Get-ItemProperty -Path 'HKLM:\SYSTEM\CurrentControlSet\Control\Lsa' -Name RunAsPPL,RunAsPPLBoot -ErrorAction SilentlyContinue

Operational reality:

  • The change typically requires a reboot.
  • Treat it as pilot → wave 1 → wave 2, not a one-shot change.

3) Test compatibility (this is where most time goes)

Failures are rarely “Windows can’t do it” — they tend to be edge integrations:

  • AV/EDR: may require compatible drivers/signing; otherwise you lose visibility or protection capabilities.
  • Credential providers / SSO add-ons: third-party logon components can be impacted.
  • Legacy admin tooling: some legitimate debugging/dump workflows behave differently or break.
  • RDS/Citrix: many logons and third-party integrations → a great pilot group if you control it.

Recommendation: pilot OU with representative systems and “typical admin users” (including smartcard/Hello if used).

4) Prove it in operations: measure, don’t assume

For governance you need per-system-class evidence:

  • policy status (GPO/MDM compliance)
  • registry status (RunAsPPL*)
  • operational signals after rollout (helpdesk tickets, EDR health, auth issues)

Also ensure Tier-0 endpoints don’t drift out of scope (OU drift, newly provisioned jump hosts, newly built DCs).

Pros (explicit)

  • Raises the bar for credential theft: direct access to LSASS becomes significantly harder.
  • Good complement to NTLM/Kerberos hardening: even with cleaner protocols, logons remain a target.
  • High Tier-0 value: especially impactful on admin endpoints and DCs.
  • Drift-resistant with policy-based rollout: clear, auditable state.

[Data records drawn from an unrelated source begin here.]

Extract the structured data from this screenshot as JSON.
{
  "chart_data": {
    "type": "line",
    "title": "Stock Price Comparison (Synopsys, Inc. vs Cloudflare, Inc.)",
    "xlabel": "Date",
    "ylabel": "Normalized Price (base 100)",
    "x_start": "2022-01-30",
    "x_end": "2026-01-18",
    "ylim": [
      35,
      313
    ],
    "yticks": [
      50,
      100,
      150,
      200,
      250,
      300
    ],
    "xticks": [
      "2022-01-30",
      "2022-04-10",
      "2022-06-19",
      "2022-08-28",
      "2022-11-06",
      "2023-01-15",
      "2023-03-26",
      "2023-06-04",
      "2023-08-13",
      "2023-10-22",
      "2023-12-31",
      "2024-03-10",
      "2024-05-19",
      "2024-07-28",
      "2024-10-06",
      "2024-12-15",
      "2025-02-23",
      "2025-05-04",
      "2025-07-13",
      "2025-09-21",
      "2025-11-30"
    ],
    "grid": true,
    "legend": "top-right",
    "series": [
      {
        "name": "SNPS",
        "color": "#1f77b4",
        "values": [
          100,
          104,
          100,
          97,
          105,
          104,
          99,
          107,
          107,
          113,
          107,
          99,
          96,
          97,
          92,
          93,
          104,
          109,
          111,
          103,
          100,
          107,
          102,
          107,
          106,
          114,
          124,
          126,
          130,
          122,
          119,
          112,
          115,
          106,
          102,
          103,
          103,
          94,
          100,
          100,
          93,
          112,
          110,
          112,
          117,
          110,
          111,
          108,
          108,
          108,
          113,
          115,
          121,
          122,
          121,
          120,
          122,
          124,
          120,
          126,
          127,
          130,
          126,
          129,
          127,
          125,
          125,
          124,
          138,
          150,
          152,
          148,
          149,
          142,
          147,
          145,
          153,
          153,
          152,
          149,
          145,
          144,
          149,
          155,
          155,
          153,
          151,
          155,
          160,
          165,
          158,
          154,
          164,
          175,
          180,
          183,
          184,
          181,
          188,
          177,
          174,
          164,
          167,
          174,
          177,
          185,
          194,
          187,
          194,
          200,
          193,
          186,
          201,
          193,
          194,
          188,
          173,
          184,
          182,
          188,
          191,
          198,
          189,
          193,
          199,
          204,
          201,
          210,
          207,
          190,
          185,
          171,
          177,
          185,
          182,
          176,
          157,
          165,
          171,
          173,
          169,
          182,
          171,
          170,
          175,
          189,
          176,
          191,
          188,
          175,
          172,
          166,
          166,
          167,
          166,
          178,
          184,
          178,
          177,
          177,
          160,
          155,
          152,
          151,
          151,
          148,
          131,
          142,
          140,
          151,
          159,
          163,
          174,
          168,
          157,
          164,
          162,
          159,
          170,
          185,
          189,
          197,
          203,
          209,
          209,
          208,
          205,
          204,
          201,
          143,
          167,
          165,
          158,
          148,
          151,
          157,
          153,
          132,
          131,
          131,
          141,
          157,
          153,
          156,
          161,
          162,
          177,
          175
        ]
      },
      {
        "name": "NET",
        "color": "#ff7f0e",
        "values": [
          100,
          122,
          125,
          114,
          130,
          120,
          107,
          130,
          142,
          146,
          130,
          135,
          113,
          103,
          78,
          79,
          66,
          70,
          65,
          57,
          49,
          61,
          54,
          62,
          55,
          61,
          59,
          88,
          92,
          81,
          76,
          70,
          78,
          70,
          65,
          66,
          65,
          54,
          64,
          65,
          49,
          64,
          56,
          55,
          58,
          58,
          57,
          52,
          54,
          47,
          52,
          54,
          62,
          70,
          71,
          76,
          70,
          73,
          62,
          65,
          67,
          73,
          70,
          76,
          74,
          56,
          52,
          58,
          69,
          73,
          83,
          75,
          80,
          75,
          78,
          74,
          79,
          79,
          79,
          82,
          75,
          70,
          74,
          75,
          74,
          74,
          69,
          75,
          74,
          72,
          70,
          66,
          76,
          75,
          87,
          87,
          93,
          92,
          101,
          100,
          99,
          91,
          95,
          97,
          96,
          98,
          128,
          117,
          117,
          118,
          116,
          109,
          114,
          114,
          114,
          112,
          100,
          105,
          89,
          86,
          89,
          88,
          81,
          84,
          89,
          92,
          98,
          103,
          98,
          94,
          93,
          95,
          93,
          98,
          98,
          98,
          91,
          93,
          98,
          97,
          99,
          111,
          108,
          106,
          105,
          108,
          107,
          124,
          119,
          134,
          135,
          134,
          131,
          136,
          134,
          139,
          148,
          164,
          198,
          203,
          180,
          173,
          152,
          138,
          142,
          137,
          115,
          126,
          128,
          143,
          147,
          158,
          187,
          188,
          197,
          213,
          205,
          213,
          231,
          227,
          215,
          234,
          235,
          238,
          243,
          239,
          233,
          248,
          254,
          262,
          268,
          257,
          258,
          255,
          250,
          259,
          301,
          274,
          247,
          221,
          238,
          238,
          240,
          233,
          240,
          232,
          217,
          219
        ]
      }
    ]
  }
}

Cons and limits (explicit)

  • Compatibility risk: EDR/AV and third-party logon components are common friction points.
  • Reboot planning: requires maintenance windows, especially for servers/DCs.
  • Not the same as “Credential Guard”: RunAsPPL hardens LSASS process access; it does not equal isolated secret processing.
  • Not a replacement for tiering/logon controls: if admins still do interactive work everywhere, risk remains — just harder to exploit.

Common project pitfalls

  • “Just enable it everywhere” without a pilot: you’ll trip over EDR/SSO edge cases.
  • Only focusing on clients: server/admin endpoints usually matter more.
  • Bundling it with other big changes: RunAsPPL + auth changes + EDR migration in one wave makes troubleshooting painful.
  • No rollback path: the first incident pauses everything instead of targeted reaction.
  • Drift via new builds: without baselines/compliance, fresh systems miss the target state.

Project checklist (delivery and operations)

  • [ ] Tier-based target scope defined (Tier 0/1/2) incl. OU design.
  • [ ] Compatibility matrix done (EDR/AV, credential providers, smartcard/Hello, RDS/Citrix, monitoring).
  • [ ] Pilot OU rolled out incl. reboot plan and clear success criteria.
  • [ ] Rollout waves planned (Tier 0 first), including per-OU/group rollback.
  • [ ] Operational proof defined (policy/registry state + EDR health + ticket signals).
  • [ ] New builds/golden images aligned so the baseline doesn’t drift.